James Cama Sr. (December 8, 1957 – August 15, 2014) was an American martial arts practitioner and teacher.

== Career ==
Beginning his martial arts training as a young child, Cama soon became a notable student of Peter Urban and opened his own first dojo at the age of 18. He eventually reached the rank of 8th Dan in Urban's American Goju system. While still teaching karate and studying under Urban, Cama experimented and studied for shorter periods of time a variety of styles, including Eagle Claw and Hung Gar.

James eventually ended up becoming a disciple of Henry Leung, of the Buddha Hand Wing Chun system. Sifu Leung was the only recognized grand-master of the Fut Sao Wing Chun system in the West. After many years or practice and following Leung's death in 2011, Cama became the sole inheritor of this unique system outside of China. Over the years, this system became Cama's main style of practice and teaching, and he had been instructing it many years before Leung's death, with his blessing. Being the sole inheritor of the Fut Sao Wing Chun system through direct lineage teachings made James Cama a unique individual in Chinese Martial Arts circles.
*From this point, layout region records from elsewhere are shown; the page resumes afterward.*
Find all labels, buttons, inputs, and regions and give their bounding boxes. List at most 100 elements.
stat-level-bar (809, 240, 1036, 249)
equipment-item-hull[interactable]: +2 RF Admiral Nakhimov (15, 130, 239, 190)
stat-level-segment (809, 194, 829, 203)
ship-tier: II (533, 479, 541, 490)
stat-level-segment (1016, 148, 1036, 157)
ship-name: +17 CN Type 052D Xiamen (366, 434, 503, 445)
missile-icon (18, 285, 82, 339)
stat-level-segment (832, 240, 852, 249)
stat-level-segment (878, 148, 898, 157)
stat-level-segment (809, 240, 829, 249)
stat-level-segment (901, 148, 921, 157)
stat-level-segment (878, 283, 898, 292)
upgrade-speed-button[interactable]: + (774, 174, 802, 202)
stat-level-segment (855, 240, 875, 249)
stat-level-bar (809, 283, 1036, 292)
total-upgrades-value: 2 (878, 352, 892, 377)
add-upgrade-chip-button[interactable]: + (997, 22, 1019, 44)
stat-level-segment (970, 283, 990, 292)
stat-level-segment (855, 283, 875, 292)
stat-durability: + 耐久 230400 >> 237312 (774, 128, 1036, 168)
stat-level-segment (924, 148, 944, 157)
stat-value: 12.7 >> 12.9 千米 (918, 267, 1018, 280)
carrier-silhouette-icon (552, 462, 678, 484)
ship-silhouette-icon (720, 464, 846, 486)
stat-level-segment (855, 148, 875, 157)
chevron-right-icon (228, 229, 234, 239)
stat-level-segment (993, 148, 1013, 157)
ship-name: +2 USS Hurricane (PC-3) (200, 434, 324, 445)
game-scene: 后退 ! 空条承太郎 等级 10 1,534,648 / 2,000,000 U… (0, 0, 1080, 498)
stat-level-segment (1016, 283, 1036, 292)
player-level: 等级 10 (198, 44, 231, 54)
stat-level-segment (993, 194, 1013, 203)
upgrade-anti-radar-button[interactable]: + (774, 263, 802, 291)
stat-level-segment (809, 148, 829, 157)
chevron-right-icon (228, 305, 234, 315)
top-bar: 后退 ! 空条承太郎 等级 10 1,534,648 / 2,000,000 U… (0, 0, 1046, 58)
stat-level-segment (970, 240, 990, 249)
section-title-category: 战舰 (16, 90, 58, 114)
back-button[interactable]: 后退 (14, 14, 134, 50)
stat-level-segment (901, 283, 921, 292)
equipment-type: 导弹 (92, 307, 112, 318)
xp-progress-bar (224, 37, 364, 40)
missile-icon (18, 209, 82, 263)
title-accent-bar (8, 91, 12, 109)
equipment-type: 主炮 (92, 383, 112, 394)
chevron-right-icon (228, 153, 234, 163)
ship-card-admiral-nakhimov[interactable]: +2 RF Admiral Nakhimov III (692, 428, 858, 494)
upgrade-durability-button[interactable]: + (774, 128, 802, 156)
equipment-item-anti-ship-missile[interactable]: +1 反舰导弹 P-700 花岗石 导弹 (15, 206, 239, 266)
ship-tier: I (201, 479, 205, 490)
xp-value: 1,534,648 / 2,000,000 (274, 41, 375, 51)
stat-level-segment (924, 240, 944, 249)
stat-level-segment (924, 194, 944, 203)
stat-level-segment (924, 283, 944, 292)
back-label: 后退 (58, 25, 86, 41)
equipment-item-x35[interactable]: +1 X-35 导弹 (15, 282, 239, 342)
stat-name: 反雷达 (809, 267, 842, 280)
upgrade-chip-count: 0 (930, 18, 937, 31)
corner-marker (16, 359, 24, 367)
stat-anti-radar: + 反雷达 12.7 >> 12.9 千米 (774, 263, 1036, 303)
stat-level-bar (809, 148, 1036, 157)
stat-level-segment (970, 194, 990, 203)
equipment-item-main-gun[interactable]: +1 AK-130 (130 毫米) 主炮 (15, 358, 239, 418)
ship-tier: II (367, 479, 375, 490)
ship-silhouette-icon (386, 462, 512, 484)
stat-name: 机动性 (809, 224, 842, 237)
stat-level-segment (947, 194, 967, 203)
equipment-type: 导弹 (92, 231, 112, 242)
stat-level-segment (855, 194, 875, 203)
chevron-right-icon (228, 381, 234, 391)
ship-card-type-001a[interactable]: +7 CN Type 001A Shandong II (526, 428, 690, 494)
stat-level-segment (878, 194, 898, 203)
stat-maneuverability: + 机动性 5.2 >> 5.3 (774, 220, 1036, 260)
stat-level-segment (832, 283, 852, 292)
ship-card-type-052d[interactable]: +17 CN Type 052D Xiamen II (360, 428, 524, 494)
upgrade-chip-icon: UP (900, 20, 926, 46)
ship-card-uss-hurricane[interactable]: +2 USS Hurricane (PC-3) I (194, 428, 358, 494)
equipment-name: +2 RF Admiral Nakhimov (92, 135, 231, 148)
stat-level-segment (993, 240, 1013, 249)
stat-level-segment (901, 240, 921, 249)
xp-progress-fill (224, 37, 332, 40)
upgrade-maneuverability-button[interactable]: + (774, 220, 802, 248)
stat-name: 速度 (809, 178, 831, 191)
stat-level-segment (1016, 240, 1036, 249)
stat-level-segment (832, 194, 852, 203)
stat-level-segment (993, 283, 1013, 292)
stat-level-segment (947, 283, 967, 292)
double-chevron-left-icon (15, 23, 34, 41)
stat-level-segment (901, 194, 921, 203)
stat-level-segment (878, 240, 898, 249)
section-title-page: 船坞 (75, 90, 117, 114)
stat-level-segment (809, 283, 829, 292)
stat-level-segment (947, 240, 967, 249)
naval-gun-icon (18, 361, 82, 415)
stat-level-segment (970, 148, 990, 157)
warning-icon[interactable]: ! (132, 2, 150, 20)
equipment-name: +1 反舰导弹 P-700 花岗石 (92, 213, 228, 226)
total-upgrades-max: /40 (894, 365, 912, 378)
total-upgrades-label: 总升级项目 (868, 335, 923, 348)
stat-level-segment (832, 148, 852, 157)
Later in life while in his 30s, Cama became interested in pursuing the study of Southern Praying Mantis. After visiting a number of teachers from various lineages, chance led him to become a disciple of Robert Lee. The latter is a disciple of the late Lam Sang, who had brought the Kwong Sai Jook Lum Southern Mantis system to the United States. After many years of intensive training, Cama became the head instructor at the Hung Ching (Chinese Masons) club in New York, where Lam Sang once taught. James maintained this respectable position until his death in 2014.

Cama died on August 15, 2014, and is survived by his wife and two children.

Cama wrote a single book, covering the Buddha Hand Wing Chun system, which was published on August 14, 2014.